Seamans, along with operations manager Matt Hilde, yard supervisor Stan Parochka and service supervisor Paul Poepping, stress the company’s seven core values: Put Others First; Wants to Wow; Safety First and Always; The Best at What We Do; Proud Work Ethic; We Are Winners; and We Don’t Cheat at Solitaire.
The last core belief might not make sense to outsiders, but it becomes crystal clear when you discover it’s based on character. At Satellite Shelters, it’s a reminder to do the right thing even when nobody is looking. This and each of the other values are reinforced daily companywide.
The result is that, for the past four years, the above-mentioned drivers have never taken a sick day and there have been zero recordable injuries per OSHA (Occupational Safety and Health Administration) guidelines over the past decade. Any size, any shape, single—or multi-floor—all are delivered by a trusted team of drivers.
Multiuse Units Offer Logistical Value
To bolster its customer service initiatives, the team shares its considerable knowledge of the practical application of products with every client. This personal touch is critical because shelter functions and sizes can vary greatly, and the uses extend far beyond what people generally expect.
The concept of modular space solutions has grown significantly over the last 10 years. “A lot of companies are just learning about all of the products we have for solving space issues,” Seamans says. “It’s becoming popular because we can deliver temporary and permanent building solutions to the market faster and more cost-effectively than traditional site construction. Regardless of size or complexity, Satellite has a division or team that specializes in it.”
What’s more, blast-resistant technology—introduced into the company’s product offerings about five years ago—enhances safety for workers in challenging settings. Last year, one of the company’s BRMs (blast-resistant modules) was put to the test during an explosion at a refinery in Superior, Wisconsin. Seamans says workers were in the shelter and remained safe.

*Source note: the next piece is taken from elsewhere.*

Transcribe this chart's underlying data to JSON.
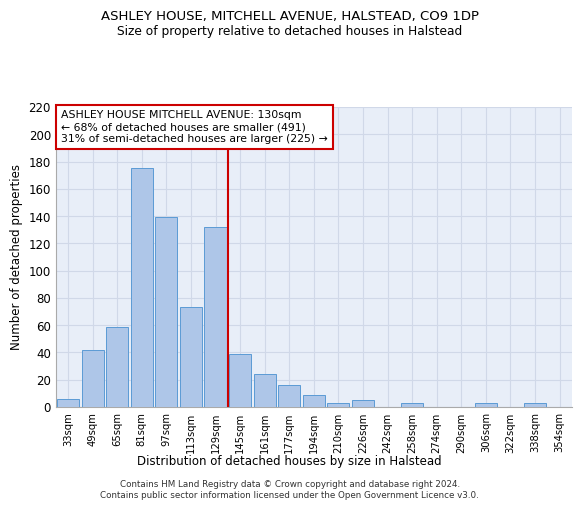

“I can’t say anyone would or wouldn’t have been injured without it, but I do know that everyone went home,” Seamans said. “Our BRMs are designed and deployed specifically for that reason.”
Satellite Shelters’ two biggest competitors recently merged, and while many companies may look at such behemoths coming together as a disadvantage, Seamans and Hilde look at it as an opportunity to improve the service that Satellite provides and enhance the company’s position in the market.
“It provides us with an opportunity to capitalize on increasing our customer base because of how we operate,” Hilde says. “Our clients can trust they’ll get people on the other end of the phone who have experience and who will work with them from beginning to end.”
“Year after year, I am amazed at the synergy and collaboration of this group,” Seamans says. “There are so many components that go into the process of delivering a building and setting it up. The sales reps understand the scope and type of building the customer needs and the time frame in which it’s needed. They also understand the site challenges, safety procedures and specific regulatory requirements. Our operations department must ready the building and adjust the floorplan to the customer’s specifications. Our drivers and set teams (people who work directly with loading and delivering the shelters) have to carefully consider logistics to get the building to the site safely, then prep and install it. This doesn’t happen successfully unless our communication and workflow process are cohesive between all of our people.”